Daisy - innocence; childhood; purity
Stiles was 5 when the meetings started. Almost weekly we heard that he was disturbing the class and that they had to get him under control. Or get him tested. So we did. ADHD is what the doctors told us. He would have to take pills so he would shut up. Imagine that, forcing a pill down your child’s throat every morning so teachers don’t get annoyed.
The best part of it was, the first few pills didn’t even work. By the time Stiles was 8, we had tried several already. Our little boy had been called a freak by teachers and students. Annoying. Frustrating. An idiot. All because he had some focusing issues. The spark in his eye had dimmed a bit, but it was still there. And still powerful.
But then Claudia got sick. It started small. She would forget where she put the silverware, despite having set the table moments before. She’d forget if she dropped Stiles off at school, despite the fact that she was about to leave to pick him up.

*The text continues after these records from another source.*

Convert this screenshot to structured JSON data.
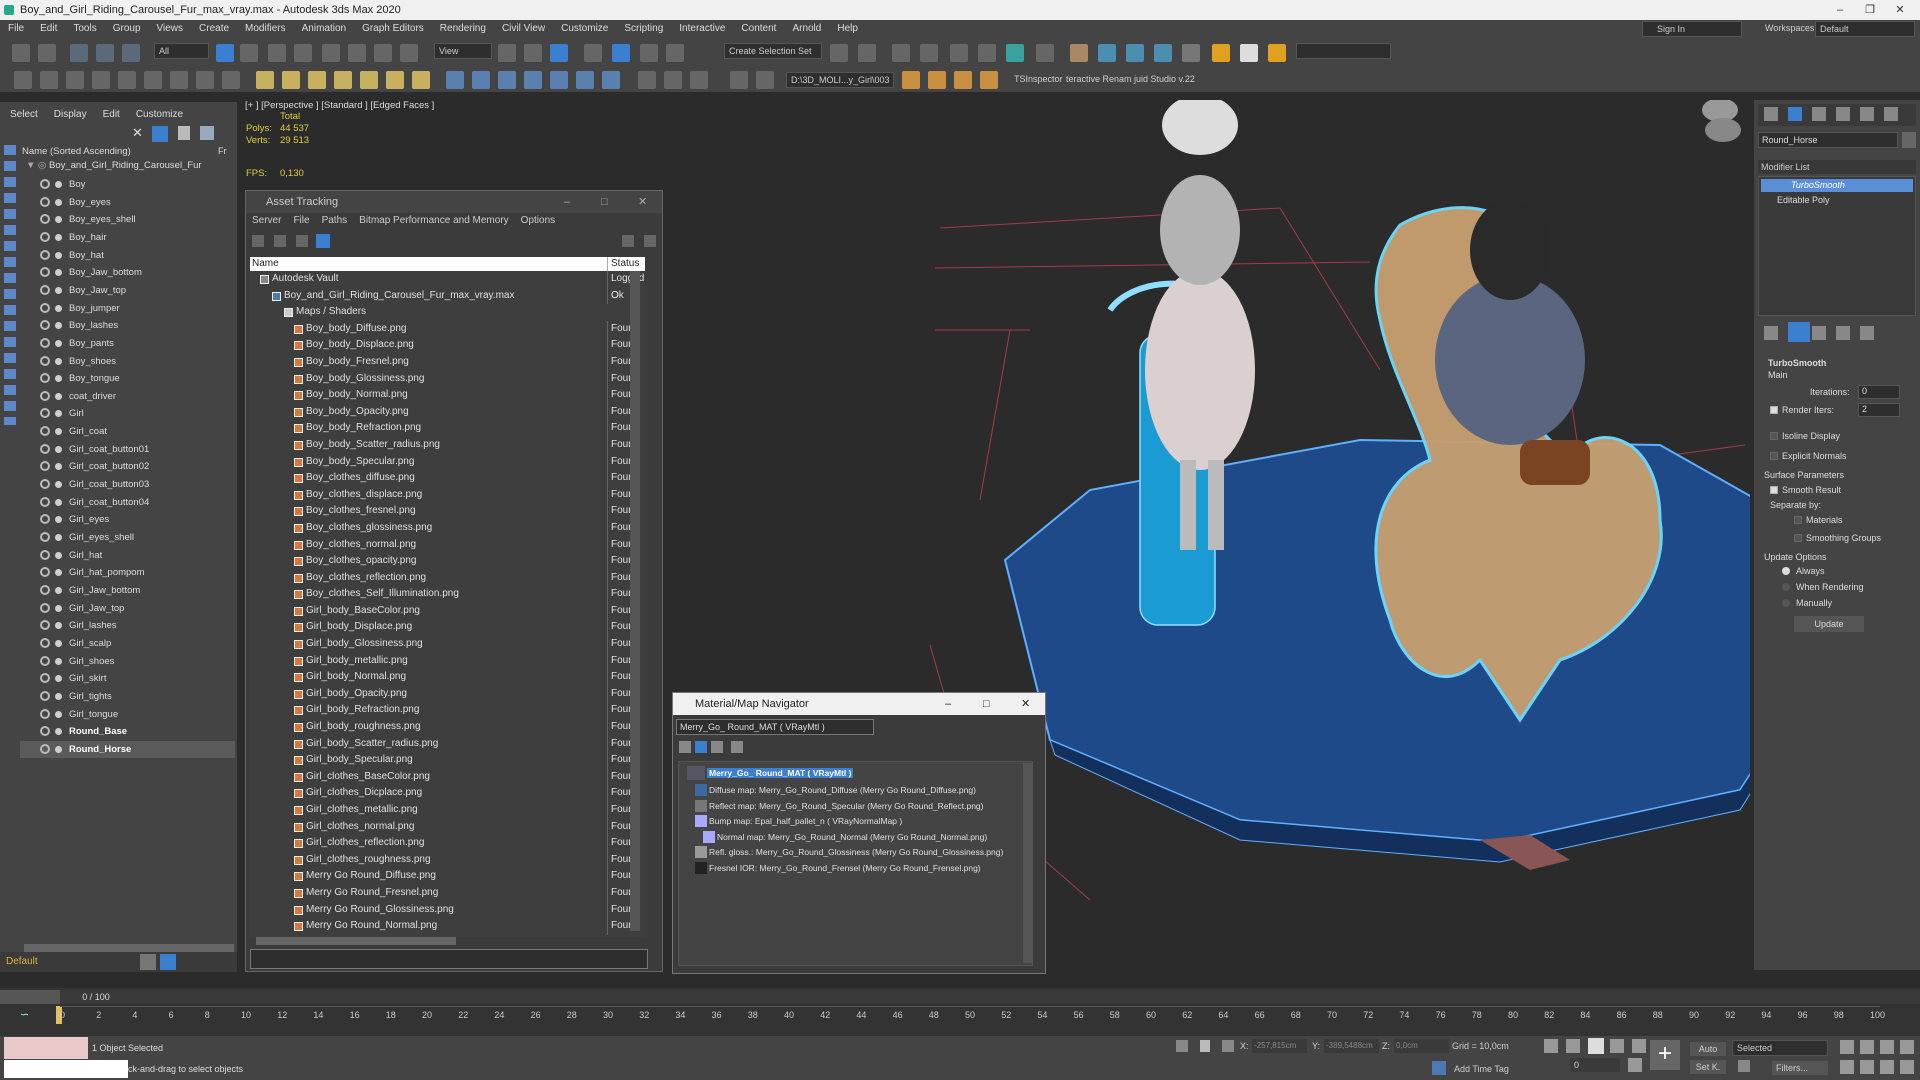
{
  "window": {
    "title": "Boy_and_Girl_Riding_Carousel_Fur_max_vray.max - Autodesk 3ds Max 2020"
  },
  "menu": [
    "File",
    "Edit",
    "Tools",
    "Group",
    "Views",
    "Create",
    "Modifiers",
    "Animation",
    "Graph Editors",
    "Rendering",
    "Civil View",
    "Customize",
    "Scripting",
    "Interactive",
    "Content",
    "Arnold",
    "Help"
  ],
  "signin": "Sign In",
  "workspaces": {
    "label": "Workspaces:",
    "value": "Default"
  },
  "toolbar": {
    "filter": "All",
    "view": "View",
    "selection_set": "Create Selection Set",
    "path": "D:\\3D_MOLI...y_Girl\\003",
    "tsinspector": "TSInspector",
    "renamer": "teractive Renam juid Studio v.22"
  },
  "scene_explorer": {
    "tabs": [
      "Select",
      "Display",
      "Edit",
      "Customize"
    ],
    "header": "Name (Sorted Ascending)",
    "header_right": "Fr",
    "root": "Boy_and_Girl_Riding_Carousel_Fur",
    "items": [
      "Boy",
      "Boy_eyes",
      "Boy_eyes_shell",
      "Boy_hair",
      "Boy_hat",
      "Boy_Jaw_bottom",
      "Boy_Jaw_top",
      "Boy_jumper",
      "Boy_lashes",
      "Boy_pants",
      "Boy_shoes",
      "Boy_tongue",
      "coat_driver",
      "Girl",
      "Girl_coat",
      "Girl_coat_button01",
      "Girl_coat_button02",
      "Girl_coat_button03",
      "Girl_coat_button04",
      "Girl_eyes",
      "Girl_eyes_shell",
      "Girl_hat",
      "Girl_hat_pompom",
      "Girl_Jaw_bottom",
      "Girl_Jaw_top",
      "Girl_lashes",
      "Girl_scalp",
      "Girl_shoes",
      "Girl_skirt",
      "Girl_tights",
      "Girl_tongue",
      "Round_Base",
      "Round_Horse"
    ],
    "layer": "Default"
  },
  "viewport": {
    "label": "[+ ] [Perspective ] [Standard ] [Edged Faces ]",
    "total": "Total",
    "polys_label": "Polys:",
    "polys": "44 537",
    "verts_label": "Verts:",
    "verts": "29 513",
    "fps_label": "FPS:",
    "fps": "0,130"
  },
  "asset_tracking": {
    "title": "Asset Tracking",
    "menu": [
      "Server",
      "File",
      "Paths",
      "Bitmap Performance and Memory",
      "Options"
    ],
    "col_name": "Name",
    "col_status": "Status",
    "vault": "Autodesk Vault",
    "vault_status": "Logged O",
    "file": "Boy_and_Girl_Riding_Carousel_Fur_max_vray.max",
    "file_status": "Ok",
    "maps": "Maps / Shaders",
    "found": "Found",
    "assets": [
      "Boy_body_Diffuse.png",
      "Boy_body_Displace.png",
      "Boy_body_Fresnel.png",
      "Boy_body_Glossiness.png",
      "Boy_body_Normal.png",
      "Boy_body_Opacity.png",
      "Boy_body_Refraction.png",
      "Boy_body_Scatter_radius.png",
      "Boy_body_Specular.png",
      "Boy_clothes_diffuse.png",
      "Boy_clothes_displace.png",
      "Boy_clothes_fresnel.png",
      "Boy_clothes_glossiness.png",
      "Boy_clothes_normal.png",
      "Boy_clothes_opacity.png",
      "Boy_clothes_reflection.png",
      "Boy_clothes_Self_Illumination.png",
      "Girl_body_BaseColor.png",
      "Girl_body_Displace.png",
      "Girl_body_Glossiness.png",
      "Girl_body_metallic.png",
      "Girl_body_Normal.png",
      "Girl_body_Opacity.png",
      "Girl_body_Refraction.png",
      "Girl_body_roughness.png",
      "Girl_body_Scatter_radius.png",
      "Girl_body_Specular.png",
      "Girl_clothes_BaseColor.png",
      "Girl_clothes_Dicplace.png",
      "Girl_clothes_metallic.png",
      "Girl_clothes_normal.png",
      "Girl_clothes_reflection.png",
      "Girl_clothes_roughness.png",
      "Merry Go Round_Diffuse.png",
      "Merry Go Round_Fresnel.png",
      "Merry Go Round_Glossiness.png",
      "Merry Go Round_Normal.png"
    ]
  },
  "material_navigator": {
    "title": "Material/Map Navigator",
    "current": "Merry_Go_ Round_MAT  ( VRayMtl )",
    "root": "Merry_Go_ Round_MAT  ( VRayMtl )",
    "maps": [
      "Diffuse map: Merry_Go_Round_Diffuse (Merry Go Round_Diffuse.png)",
      "Reflect map: Merry_Go_Round_Specular (Merry Go Round_Reflect.png)",
      "Bump map: Epal_half_pallet_n  ( VRayNormalMap )",
      "Normal map: Merry_Go_Round_Normal (Merry Go Round_Normal.png)",
      "Refl. gloss.: Merry_Go_Round_Glossiness (Merry Go Round_Glossiness.png)",
      "Fresnel IOR: Merry_Go_Round_Frensel (Merry Go Round_Frensel.png)"
    ]
  },
  "command_panel": {
    "object_name": "Round_Horse",
    "modifier_list": "Modifier List",
    "stack": [
      "TurboSmooth",
      "Editable Poly"
    ],
    "rollout": "TurboSmooth",
    "main": "Main",
    "iterations_label": "Iterations:",
    "iterations": "0",
    "render_iters_label": "Render Iters:",
    "render_iters": "2",
    "isoline": "Isoline Display",
    "explicit": "Explicit Normals",
    "surface": "Surface Parameters",
    "smooth_result": "Smooth Result",
    "separate": "Separate by:",
    "materials": "Materials",
    "smoothing": "Smoothing Groups",
    "update_options": "Update Options",
    "always": "Always",
    "when_rendering": "When Rendering",
    "manually": "Manually",
    "update": "Update"
  },
  "timeline": {
    "frame": "0 / 100",
    "ticks": [
      "0",
      "2",
      "4",
      "6",
      "8",
      "10",
      "12",
      "14",
      "16",
      "18",
      "20",
      "22",
      "24",
      "26",
      "28",
      "30",
      "32",
      "34",
      "36",
      "38",
      "40",
      "42",
      "44",
      "46",
      "48",
      "50",
      "52",
      "54",
      "56",
      "58",
      "60",
      "62",
      "64",
      "66",
      "68",
      "70",
      "72",
      "74",
      "76",
      "78",
      "80",
      "82",
      "84",
      "86",
      "88",
      "90",
      "92",
      "94",
      "96",
      "98",
      "100"
    ]
  },
  "status": {
    "selected": "1 Object Selected",
    "hint": "ck-and-drag to select objects",
    "x_label": "X:",
    "x": "-257,815cm",
    "y_label": "Y:",
    "y": "-389,5488cm",
    "z_label": "Z:",
    "z": "0,0cm",
    "grid": "Grid = 10,0cm",
    "add_time_tag": "Add Time Tag",
    "auto": "Auto",
    "setk": "Set K.",
    "selected_dd": "Selected",
    "filters": "Filters...",
    "frame_value": "0"
  }
}
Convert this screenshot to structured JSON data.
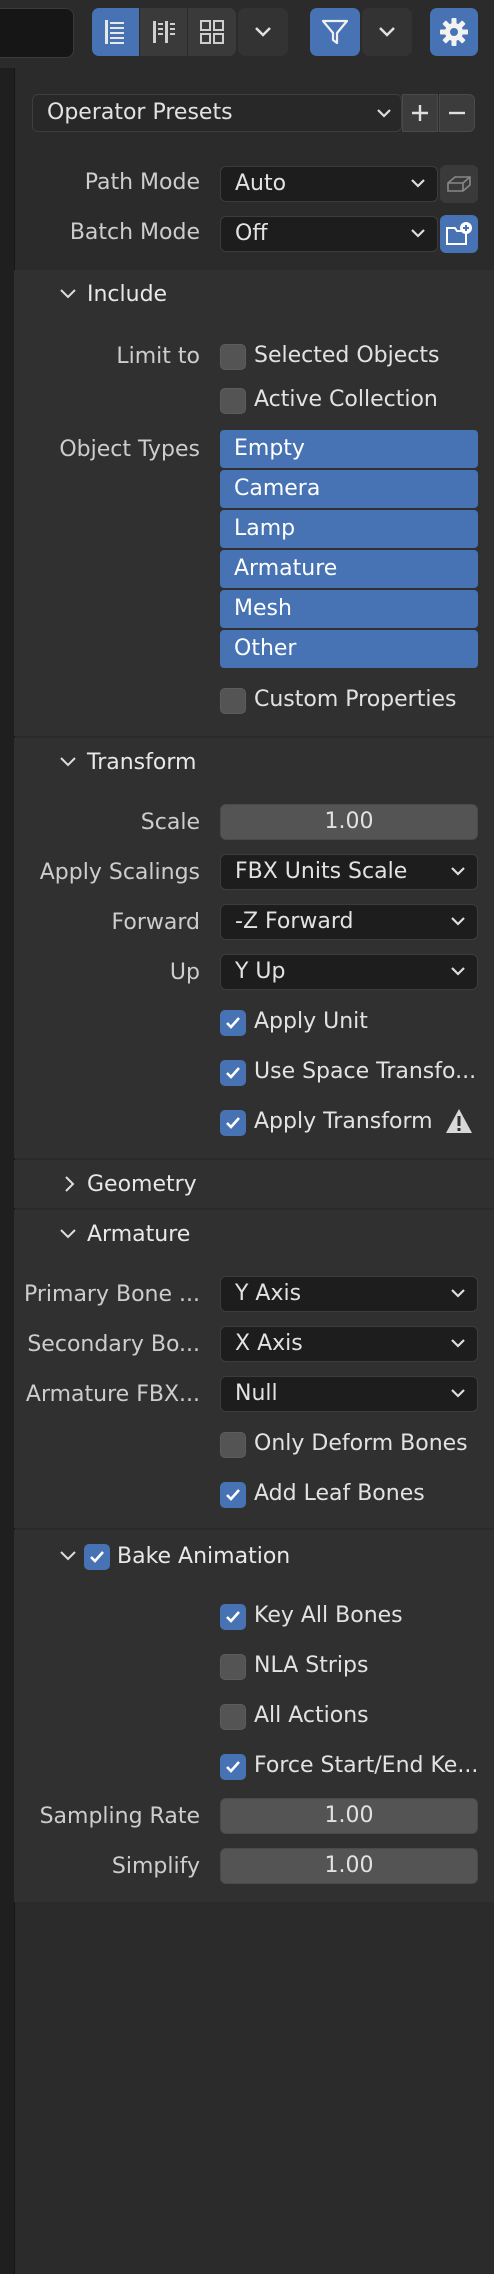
{
  "header": {
    "presets_label": "Operator Presets"
  },
  "path_mode": {
    "label": "Path Mode",
    "value": "Auto"
  },
  "batch_mode": {
    "label": "Batch Mode",
    "value": "Off"
  },
  "include": {
    "title": "Include",
    "limit_to_label": "Limit to",
    "selected_objects": "Selected Objects",
    "active_collection": "Active Collection",
    "object_types_label": "Object Types",
    "object_types": [
      "Empty",
      "Camera",
      "Lamp",
      "Armature",
      "Mesh",
      "Other"
    ],
    "custom_properties": "Custom Properties"
  },
  "transform": {
    "title": "Transform",
    "scale_label": "Scale",
    "scale_value": "1.00",
    "apply_scalings_label": "Apply Scalings",
    "apply_scalings_value": "FBX Units Scale",
    "forward_label": "Forward",
    "forward_value": "-Z Forward",
    "up_label": "Up",
    "up_value": "Y Up",
    "apply_unit": "Apply Unit",
    "use_space_transform": "Use Space Transfo...",
    "apply_transform": "Apply Transform"
  },
  "geometry": {
    "title": "Geometry"
  },
  "armature": {
    "title": "Armature",
    "primary_bone_label": "Primary Bone ...",
    "primary_bone_value": "Y Axis",
    "secondary_bone_label": "Secondary Bo...",
    "secondary_bone_value": "X Axis",
    "armature_fbx_label": "Armature FBX...",
    "armature_fbx_value": "Null",
    "only_deform_bones": "Only Deform Bones",
    "add_leaf_bones": "Add Leaf Bones"
  },
  "bake_animation": {
    "title": "Bake Animation",
    "key_all_bones": "Key All Bones",
    "nla_strips": "NLA Strips",
    "all_actions": "All Actions",
    "force_start_end": "Force Start/End Ke...",
    "sampling_rate_label": "Sampling Rate",
    "sampling_rate_value": "1.00",
    "simplify_label": "Simplify",
    "simplify_value": "1.00"
  },
  "colors": {
    "accent": "#4772b3",
    "panel": "#303030",
    "background": "#2b2b2b"
  }
}
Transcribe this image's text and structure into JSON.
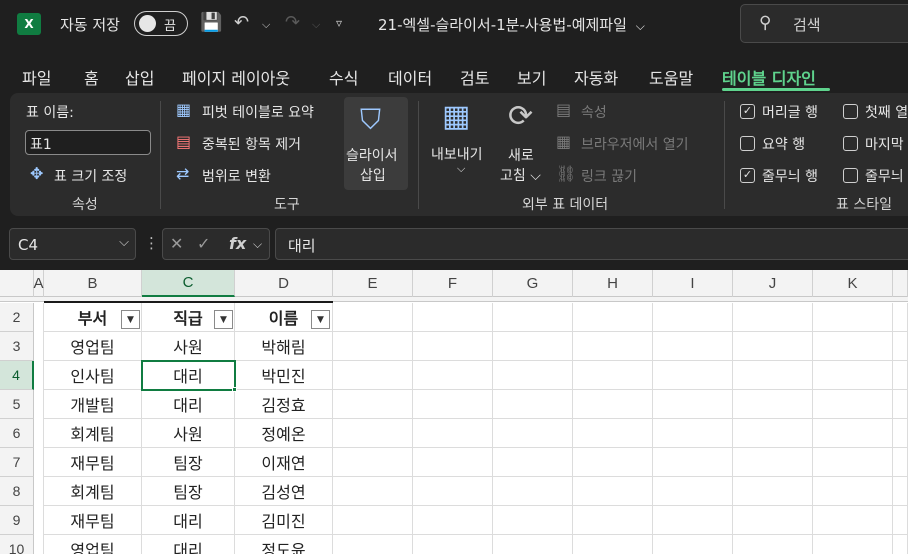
{
  "titlebar": {
    "logo": "X",
    "autosave_label": "자동 저장",
    "autosave_state": "끔",
    "doc_title": "21-엑셀-슬라이서-1분-사용법-예제파일",
    "doc_caret": "⌵",
    "search_placeholder": "검색"
  },
  "menu": {
    "tabs": [
      "파일",
      "홈",
      "삽입",
      "페이지 레이아웃",
      "수식",
      "데이터",
      "검토",
      "보기",
      "자동화",
      "도움말",
      "테이블 디자인"
    ],
    "active_index": 10
  },
  "ribbon": {
    "props": {
      "table_name_label": "표 이름:",
      "table_name_value": "표1",
      "resize_label": "표 크기 조정",
      "group_label": "속성"
    },
    "tools": {
      "pivot_label": "피벗 테이블로 요약",
      "remove_dup_label": "중복된 항목 제거",
      "convert_label": "범위로 변환",
      "slicer_line1": "슬라이서",
      "slicer_line2": "삽입",
      "group_label": "도구"
    },
    "external": {
      "export_label": "내보내기",
      "export_caret": "⌵",
      "refresh_line1": "새로",
      "refresh_line2": "고침 ⌵",
      "properties_label": "속성",
      "open_browser_label": "브라우저에서 열기",
      "unlink_label": "링크 끊기",
      "group_label": "외부 표 데이터"
    },
    "style_options": {
      "header_row": {
        "label": "머리글 행",
        "checked": true
      },
      "total_row": {
        "label": "요약 행",
        "checked": false
      },
      "banded_rows": {
        "label": "줄무늬 행",
        "checked": true
      },
      "first_col": {
        "label": "첫째 열",
        "checked": false
      },
      "last_col": {
        "label": "마지막",
        "checked": false
      },
      "banded_cols": {
        "label": "줄무늬",
        "checked": false
      },
      "group_label": "표 스타일"
    }
  },
  "formulabar": {
    "namebox": "C4",
    "formula": "대리"
  },
  "grid": {
    "columns": [
      "A",
      "B",
      "C",
      "D",
      "E",
      "F",
      "G",
      "H",
      "I",
      "J",
      "K"
    ],
    "selected_column": "C",
    "row_numbers": [
      "2",
      "3",
      "4",
      "5",
      "6",
      "7",
      "8",
      "9",
      "10"
    ],
    "selected_row": "4",
    "table_headers": [
      "부서",
      "직급",
      "이름"
    ],
    "table_rows": [
      [
        "영업팀",
        "사원",
        "박해림"
      ],
      [
        "인사팀",
        "대리",
        "박민진"
      ],
      [
        "개발팀",
        "대리",
        "김정효"
      ],
      [
        "회계팀",
        "사원",
        "정예온"
      ],
      [
        "재무팀",
        "팀장",
        "이재연"
      ],
      [
        "회계팀",
        "팀장",
        "김성연"
      ],
      [
        "재무팀",
        "대리",
        "김미진"
      ],
      [
        "영업팀",
        "대리",
        "정도윤"
      ]
    ]
  }
}
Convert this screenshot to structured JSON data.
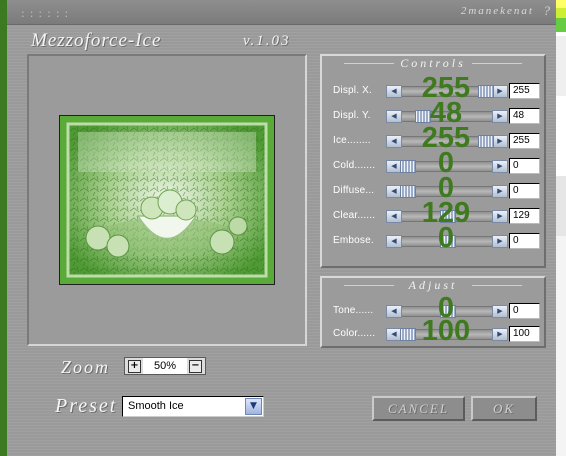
{
  "window": {
    "grip": "::::::",
    "author": "2manekenat",
    "help": "?",
    "app_title": "Mezzoforce-Ice",
    "version": "v.1.03"
  },
  "controls": {
    "title": "Controls",
    "sliders": [
      {
        "label": "Displ. X.",
        "value": "255",
        "position": 1.0
      },
      {
        "label": "Displ. Y.",
        "value": "48",
        "position": 0.19
      },
      {
        "label": "Ice........",
        "value": "255",
        "position": 1.0
      },
      {
        "label": "Cold.......",
        "value": "0",
        "position": 0.0
      },
      {
        "label": "Diffuse...",
        "value": "0",
        "position": 0.0
      },
      {
        "label": "Clear......",
        "value": "129",
        "position": 0.51
      },
      {
        "label": "Embose.",
        "value": "0",
        "position": 0.51
      }
    ]
  },
  "adjust": {
    "title": "Adjust",
    "sliders": [
      {
        "label": "Tone......",
        "value": "0",
        "position": 0.51
      },
      {
        "label": "Color......",
        "value": "100",
        "position": 0.0
      }
    ]
  },
  "zoom": {
    "label": "Zoom",
    "value": "50%",
    "plus": "+",
    "minus": "−"
  },
  "preset": {
    "label": "Preset",
    "value": "Smooth Ice"
  },
  "buttons": {
    "cancel": "CANCEL",
    "ok": "OK"
  },
  "colors": {
    "overlay_green": "#3f7a1f",
    "host_green": "#3c7a22"
  }
}
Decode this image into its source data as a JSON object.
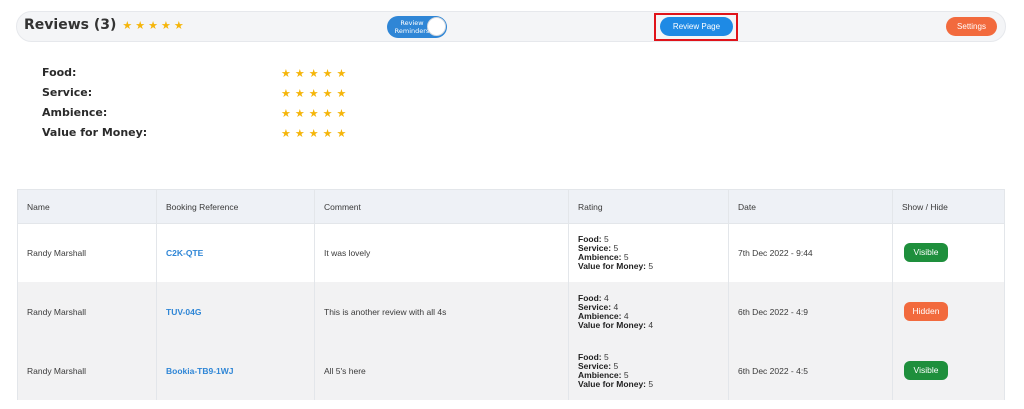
{
  "header": {
    "title": "Reviews (3)",
    "rating_stars": 5,
    "toggle_label_line1": "Review",
    "toggle_label_line2": "Reminders",
    "review_page_label": "Review Page",
    "settings_label": "Settings"
  },
  "categories": [
    {
      "label": "Food:",
      "stars": 5
    },
    {
      "label": "Service:",
      "stars": 5
    },
    {
      "label": "Ambience:",
      "stars": 5
    },
    {
      "label": "Value for Money:",
      "stars": 5
    }
  ],
  "table": {
    "columns": [
      "Name",
      "Booking Reference",
      "Comment",
      "Rating",
      "Date",
      "Show / Hide"
    ],
    "rows": [
      {
        "name": "Randy Marshall",
        "ref": "C2K-QTE",
        "comment": "It was lovely",
        "rating": {
          "food": "5",
          "service": "5",
          "ambience": "5",
          "value": "5"
        },
        "date": "7th Dec 2022 - 9:44",
        "status": "Visible"
      },
      {
        "name": "Randy Marshall",
        "ref": "TUV-04G",
        "comment": "This is another review with all 4s",
        "rating": {
          "food": "4",
          "service": "4",
          "ambience": "4",
          "value": "4"
        },
        "date": "6th Dec 2022 - 4:9",
        "status": "Hidden"
      },
      {
        "name": "Randy Marshall",
        "ref": "Bookia-TB9-1WJ",
        "comment": "All 5's here",
        "rating": {
          "food": "5",
          "service": "5",
          "ambience": "5",
          "value": "5"
        },
        "date": "6th Dec 2022 - 4:5",
        "status": "Visible"
      }
    ],
    "rating_labels": {
      "food": "Food:",
      "service": "Service:",
      "ambience": "Ambience:",
      "value": "Value for Money:"
    }
  },
  "colors": {
    "accent_blue": "#1e8ae5",
    "star_gold": "#f5b50a",
    "visible_green": "#1e8f3c",
    "hidden_orange": "#f26a3d",
    "highlight_red": "#e0131a"
  }
}
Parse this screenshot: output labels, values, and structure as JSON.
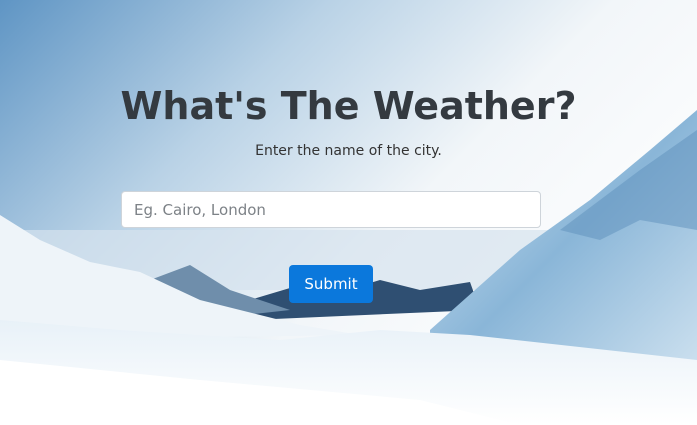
{
  "header": {
    "title": "What's The Weather?",
    "subtitle": "Enter the name of the city."
  },
  "form": {
    "city_placeholder": "Eg. Cairo, London",
    "city_value": "",
    "submit_label": "Submit"
  },
  "colors": {
    "primary": "#0b78dc",
    "title": "#343a40"
  }
}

But as it started small, it would slowly grow. I once came home to Claudia on the couch, and Stiles was nowhere to be seen. She had taken him to the park, but had forgotten to take him back home when she left. Luckily he had remembered to stay where he was until I came to pick him up, and he was safe. But as we drove home, I could tell he was worried. My little boy asked me if mom was okay, if she had left him on purpose and if he had done something wrong. That’s a part of him, he’ll never get back. I reassured him, and he showed me the daisies he picked while he waited. Funny how you can never see those innuendos until it’s too late.
It got even worse after that. The worse Claudia got, the less Stiles was himself. He contained himself. He behaved at school, only letting his energy out when he really couldn’t hold it anymore. He had his friend Scott, who helped him regain some part that was truly my boy. But as soon as he saw me, or his mom, he was quiet. Unmoving. Odd.
Especially after the first time she had attacked him. She cut him, and herself. I don’t remember if I even took care of him after that incident. I was focused on calming Claudia down, taking the knife from her, and making sure she knew she was safe. Did I even take care of him? How can I not remember if I did?
It wasn’t the last time she attacked him. Once she had to stay in the hospital, Stiles once said he had two mothers. He had his real mom, who would listen to his stories, and smile and hold him if he fell asleep. And there was the other one. The mean one, who would yell and scream and throw things at him. The one that called him a monster, and claimed Stiles was trying to kill her. That day I remember very well.
I had joined them both in Claudia’s room after my shift. She was asleep, and Stiles was in a chair across the room. His little eyes were glazed over, and he looked sad. He told me he never tried to hurt her, that he would never, that he didn’t try to kill her. All while he begged me to believe him. His little eyes looked haunted, far too haunted for a boy his age. I didn’t understand, nor like what he was talking about. All I could focus on, was comforting my son and praying he would forget the words his mother had apparently screamed at him. He didn’t.